The High-Caste Hindu Woman is an interesting book. It is from the pen of the Pundita Ramabai Sarasvati, and the introduction is written by Miss Rachel Bodley, M.D., the Dean of the Woman’s Medical College of Pennsylvania. The story of the parentage of this learned lady is very curious. A certain Hindu, being on a religious pilgrimage with his family, which consisted of his wife and two daughters, one nine and the other seven years of age, stopped in a town to rest for a day or two. One morning the Hindu was bathing in the sacred river Godavari, near the town, when he saw a fine-looking man coming there to bathe also. After the ablution and the morning prayers were over, the father inquired of the stranger who he was and whence he came. On learning his caste, and clan, and dwelling-place, and also that he was a widower, he offered him his little daughter of nine in marriage. All things were settled in an hour or so; next day the marriage was concluded, and the little girl placed in the possession of the stranger, who took her nearly nine hundred miles away from her home, and gave her into the charge of his mother.

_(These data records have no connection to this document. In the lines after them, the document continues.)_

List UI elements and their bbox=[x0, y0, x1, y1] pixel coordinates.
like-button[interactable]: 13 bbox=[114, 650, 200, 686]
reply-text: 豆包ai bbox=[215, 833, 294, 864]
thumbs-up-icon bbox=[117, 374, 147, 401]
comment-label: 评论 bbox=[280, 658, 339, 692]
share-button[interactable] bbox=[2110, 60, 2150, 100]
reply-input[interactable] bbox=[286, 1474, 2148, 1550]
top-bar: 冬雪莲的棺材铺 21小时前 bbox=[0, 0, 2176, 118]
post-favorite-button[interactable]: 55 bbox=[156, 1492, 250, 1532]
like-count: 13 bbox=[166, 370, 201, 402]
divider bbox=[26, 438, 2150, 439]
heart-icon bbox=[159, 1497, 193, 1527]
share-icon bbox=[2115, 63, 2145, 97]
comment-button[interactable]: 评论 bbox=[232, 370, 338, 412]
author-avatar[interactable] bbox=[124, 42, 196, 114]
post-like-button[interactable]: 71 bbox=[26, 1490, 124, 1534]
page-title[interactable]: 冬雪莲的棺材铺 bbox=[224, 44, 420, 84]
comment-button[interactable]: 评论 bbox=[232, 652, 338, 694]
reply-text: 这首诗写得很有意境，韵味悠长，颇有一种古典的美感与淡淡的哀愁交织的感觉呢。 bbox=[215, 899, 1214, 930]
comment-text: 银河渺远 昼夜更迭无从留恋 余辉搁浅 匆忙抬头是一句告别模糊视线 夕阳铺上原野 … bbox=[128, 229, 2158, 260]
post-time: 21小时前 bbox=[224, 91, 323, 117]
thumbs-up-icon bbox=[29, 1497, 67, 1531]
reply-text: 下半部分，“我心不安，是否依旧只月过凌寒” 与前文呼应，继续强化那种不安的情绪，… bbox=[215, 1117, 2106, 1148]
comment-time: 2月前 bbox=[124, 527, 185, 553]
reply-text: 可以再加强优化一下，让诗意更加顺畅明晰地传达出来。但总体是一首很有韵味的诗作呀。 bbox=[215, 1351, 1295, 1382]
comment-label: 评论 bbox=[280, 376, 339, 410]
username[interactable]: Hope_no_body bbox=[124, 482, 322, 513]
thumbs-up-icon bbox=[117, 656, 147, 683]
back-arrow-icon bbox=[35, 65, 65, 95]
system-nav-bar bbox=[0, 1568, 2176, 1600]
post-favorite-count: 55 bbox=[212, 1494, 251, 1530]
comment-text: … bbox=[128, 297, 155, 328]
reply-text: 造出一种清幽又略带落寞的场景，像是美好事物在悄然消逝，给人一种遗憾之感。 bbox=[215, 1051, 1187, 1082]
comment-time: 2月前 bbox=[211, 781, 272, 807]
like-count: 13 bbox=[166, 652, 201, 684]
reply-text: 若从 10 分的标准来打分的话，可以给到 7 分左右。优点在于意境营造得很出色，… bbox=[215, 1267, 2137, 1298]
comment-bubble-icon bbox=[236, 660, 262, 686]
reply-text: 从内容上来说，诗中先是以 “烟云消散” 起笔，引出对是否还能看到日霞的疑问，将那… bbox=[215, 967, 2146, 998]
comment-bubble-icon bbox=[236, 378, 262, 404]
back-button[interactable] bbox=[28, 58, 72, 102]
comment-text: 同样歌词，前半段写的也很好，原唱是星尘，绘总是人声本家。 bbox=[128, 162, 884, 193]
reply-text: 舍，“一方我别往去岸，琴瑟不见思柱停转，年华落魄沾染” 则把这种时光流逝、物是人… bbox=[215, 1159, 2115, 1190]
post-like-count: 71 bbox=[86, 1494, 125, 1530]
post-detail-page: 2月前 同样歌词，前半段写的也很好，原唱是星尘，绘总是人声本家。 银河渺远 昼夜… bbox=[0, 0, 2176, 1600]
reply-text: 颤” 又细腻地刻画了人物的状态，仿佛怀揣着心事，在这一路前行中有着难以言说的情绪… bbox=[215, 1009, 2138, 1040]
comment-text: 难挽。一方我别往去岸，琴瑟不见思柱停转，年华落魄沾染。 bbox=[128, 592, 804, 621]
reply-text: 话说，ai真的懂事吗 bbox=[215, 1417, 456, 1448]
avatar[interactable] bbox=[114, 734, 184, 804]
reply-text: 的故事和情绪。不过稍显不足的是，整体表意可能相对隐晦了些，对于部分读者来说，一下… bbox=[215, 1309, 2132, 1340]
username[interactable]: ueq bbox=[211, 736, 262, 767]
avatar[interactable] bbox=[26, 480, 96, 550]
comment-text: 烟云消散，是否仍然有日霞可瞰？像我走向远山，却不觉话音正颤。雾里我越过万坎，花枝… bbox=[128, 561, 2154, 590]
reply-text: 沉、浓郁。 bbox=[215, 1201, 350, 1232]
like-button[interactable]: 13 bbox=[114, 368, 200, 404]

The stranger was the learned Ananta Shastri, a Brahman pundit, who had very advanced views on the subject of woman’s education, and he determined that he would teach his girl-wife Sanskrit, and give her the intellectual culture that had been always denied to women in India. Their daughter was the Pundita Ramabai, who, after the death of her parents, travelled all over India advocating the cause of female education, and to whom seems to be due the first suggestion for the establishment of the profession of women doctors. In 1866, Miss Mary Carpenter made a short tour in India for the purpose of finding out some way by which women’s condition in that country might be improved. She at once discovered that the chief means by which the desired end could be accomplished was by furnishing women teachers for the Hindu Zenanas. She suggested that the British Government should establish normal schools for training women teachers, and that scholarships should be awarded to girls in order to prolong their school-going period, and to assist indigent women who would otherwise be unable to pursue their studies.